This post is adapted from Global Native Networks.
It’s no secret that a handful of languages dominate the online space. A paper published last October in the journal PLOSOne (aptly titled “Digital Language Death”) found that less than five percent of the current world languages are in use online.
Offline, around 7,776 languages are in use today. To determine how many were in use online, András Kornai developed a program to crawl top-level Web domains and document the number of words in each language. The results are, according to Kornai, “evidence of a massive die-off caused by the digital divide.”
Coding for Language Communities 2014
Enter the CIDLeS Summer School 2014: Coding for Language Communities, a conference that aims to give everyone the ability to engage digital spaces in their mother tongues.
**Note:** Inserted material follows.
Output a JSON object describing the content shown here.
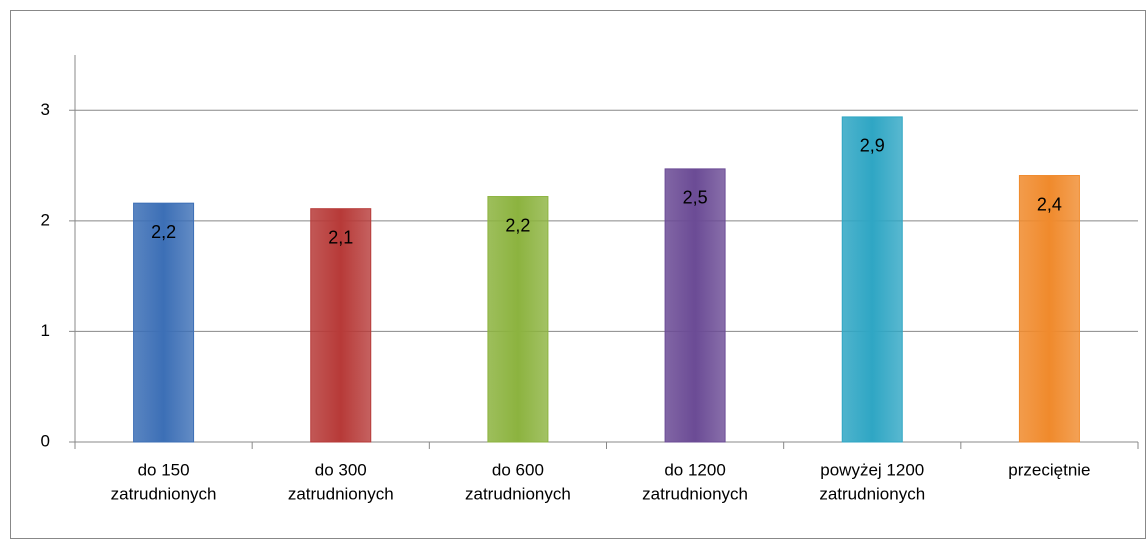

According to the CIDLes website, the conference will bring together three groups:
Speakers of languages that are currently not supported by language technologies and that want to use their language on electronic devices;
Students of linguistics and language-related disciplines interested in learning about software development;
Software developers and students of computational sciences that are interested in supporting under-resourced languages by technological means.
The Summer School, which will take place August 11th – 15th within the “Parque Natural das Serras de Aire e Candeeiros” in or near Minde, Portugal, brings together some heavy-hitters in the growing field of expanding linguistic diversity online. These experts will serve as the mentors for summer school participants.
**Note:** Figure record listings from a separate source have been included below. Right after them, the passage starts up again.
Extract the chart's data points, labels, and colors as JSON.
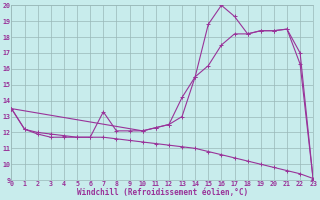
{
  "xlabel": "Windchill (Refroidissement éolien,°C)",
  "xlim": [
    0,
    23
  ],
  "ylim": [
    9,
    20
  ],
  "xtick_labels": [
    "0",
    "1",
    "2",
    "3",
    "4",
    "5",
    "6",
    "7",
    "8",
    "9",
    "10",
    "11",
    "12",
    "13",
    "14",
    "15",
    "16",
    "17",
    "18",
    "19",
    "20",
    "21",
    "22",
    "23"
  ],
  "ytick_labels": [
    "9",
    "10",
    "11",
    "12",
    "13",
    "14",
    "15",
    "16",
    "17",
    "18",
    "19",
    "20"
  ],
  "bg_color": "#c8ecec",
  "line_color": "#993399",
  "grid_color": "#9ab8b8",
  "line1_x": [
    0,
    1,
    2,
    3,
    4,
    5,
    6,
    7,
    8,
    9,
    10,
    11,
    12,
    13,
    14,
    15,
    16,
    17,
    18,
    19,
    20,
    21,
    22,
    23
  ],
  "line1_y": [
    13.5,
    12.2,
    11.9,
    11.7,
    11.7,
    11.7,
    11.7,
    13.3,
    12.1,
    12.1,
    12.1,
    12.3,
    12.5,
    13.0,
    15.5,
    18.8,
    20.0,
    19.3,
    18.2,
    18.4,
    18.4,
    18.5,
    16.3,
    9.0
  ],
  "line2_x": [
    0,
    1,
    2,
    3,
    4,
    5,
    6,
    7,
    8,
    9,
    10,
    11,
    12,
    13,
    14,
    15,
    16,
    17,
    18,
    19,
    20,
    21,
    22,
    23
  ],
  "line2_y": [
    13.5,
    12.2,
    12.0,
    11.9,
    11.8,
    11.7,
    11.7,
    11.7,
    11.6,
    11.5,
    11.4,
    11.3,
    11.2,
    11.1,
    11.0,
    10.8,
    10.6,
    10.4,
    10.2,
    10.0,
    9.8,
    9.6,
    9.4,
    9.1
  ],
  "line3_x": [
    0,
    10,
    11,
    12,
    13,
    14,
    15,
    16,
    17,
    18,
    19,
    20,
    21,
    22,
    23
  ],
  "line3_y": [
    13.5,
    12.1,
    12.3,
    12.5,
    14.2,
    15.5,
    16.2,
    17.5,
    18.2,
    18.2,
    18.4,
    18.4,
    18.5,
    17.0,
    9.0
  ],
  "marker_size": 2.5,
  "lw": 0.8,
  "xlabel_fontsize": 5.5,
  "tick_fontsize": 4.8
}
For example, Kevin Scannell, best known for his Indigenous Tweets project, will “turn corpus data into spellcheckers.” Students will learn how to crawl, clean and tokenize data from the web, then generate frequency lists, add morphology, all the way to packaging up Firefox/OpenOffice extensions.
Bruce Birch, a linguist working on languages of Iwaidjan family spoken in Arnhem Land, will work on a mobile app for crowdsourced data collection and publishing. Among his ideas are apps for lexical data, phrasebooks, stories and other data from endangered languages. You will learn how to develop a database for the content and how to enable users to edit and share their content.
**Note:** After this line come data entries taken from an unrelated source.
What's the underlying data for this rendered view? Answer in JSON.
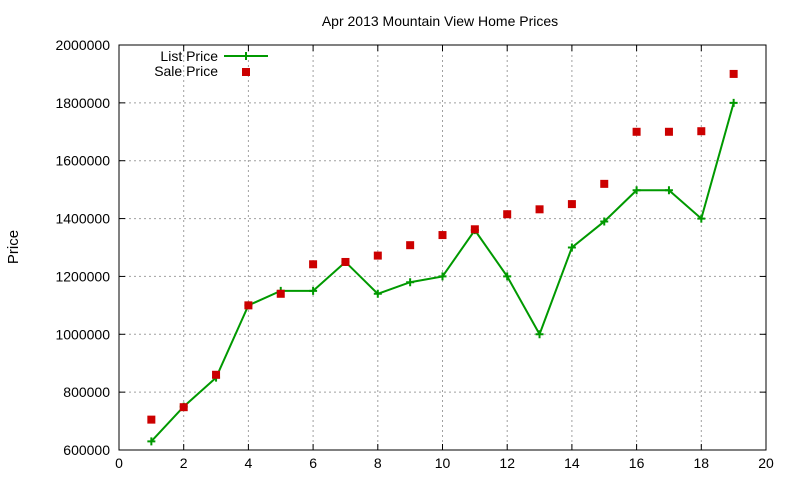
{
  "chart_data": {
    "type": "line",
    "title": "Apr 2013 Mountain View Home Prices",
    "xlabel": "",
    "ylabel": "Price",
    "xlim": [
      0,
      20
    ],
    "ylim": [
      600000,
      2000000
    ],
    "xticks": [
      0,
      2,
      4,
      6,
      8,
      10,
      12,
      14,
      16,
      18,
      20
    ],
    "yticks": [
      600000,
      800000,
      1000000,
      1200000,
      1400000,
      1600000,
      1800000,
      2000000
    ],
    "grid": true,
    "legend_position": "top-left",
    "series": [
      {
        "name": "List Price",
        "style": "line-with-plus-markers",
        "color": "#009900",
        "x": [
          1,
          2,
          3,
          4,
          5,
          6,
          7,
          8,
          9,
          10,
          11,
          12,
          13,
          14,
          15,
          16,
          17,
          18,
          19
        ],
        "values": [
          630000,
          750000,
          850000,
          1100000,
          1150000,
          1150000,
          1250000,
          1140000,
          1180000,
          1200000,
          1360000,
          1200000,
          1000000,
          1300000,
          1390000,
          1498000,
          1498000,
          1400000,
          1800000
        ]
      },
      {
        "name": "Sale Price",
        "style": "square-markers",
        "color": "#cc0000",
        "x": [
          1,
          2,
          3,
          4,
          5,
          6,
          7,
          8,
          9,
          10,
          11,
          12,
          13,
          14,
          15,
          16,
          17,
          18,
          19
        ],
        "values": [
          705000,
          748000,
          860000,
          1100000,
          1140000,
          1242000,
          1250000,
          1272000,
          1308000,
          1343000,
          1363000,
          1415000,
          1432000,
          1450000,
          1520000,
          1700000,
          1700000,
          1702000,
          1900000
        ]
      }
    ]
  }
}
All and all, this looks like a critical first step in creating cadres of indigenous and minority languages speakers who also have the ability to build digital tools that accommodate those languages.
While I am sure the team of experts is well aware of this problem, many indigenous and minority languages are spoken languages. The most popular modes of Internet engagement (email, Facebook, Twitter, etc) remain fundamentally textual practices. How can we envision a more inclusive digital space that makes room for both spoken and written languages?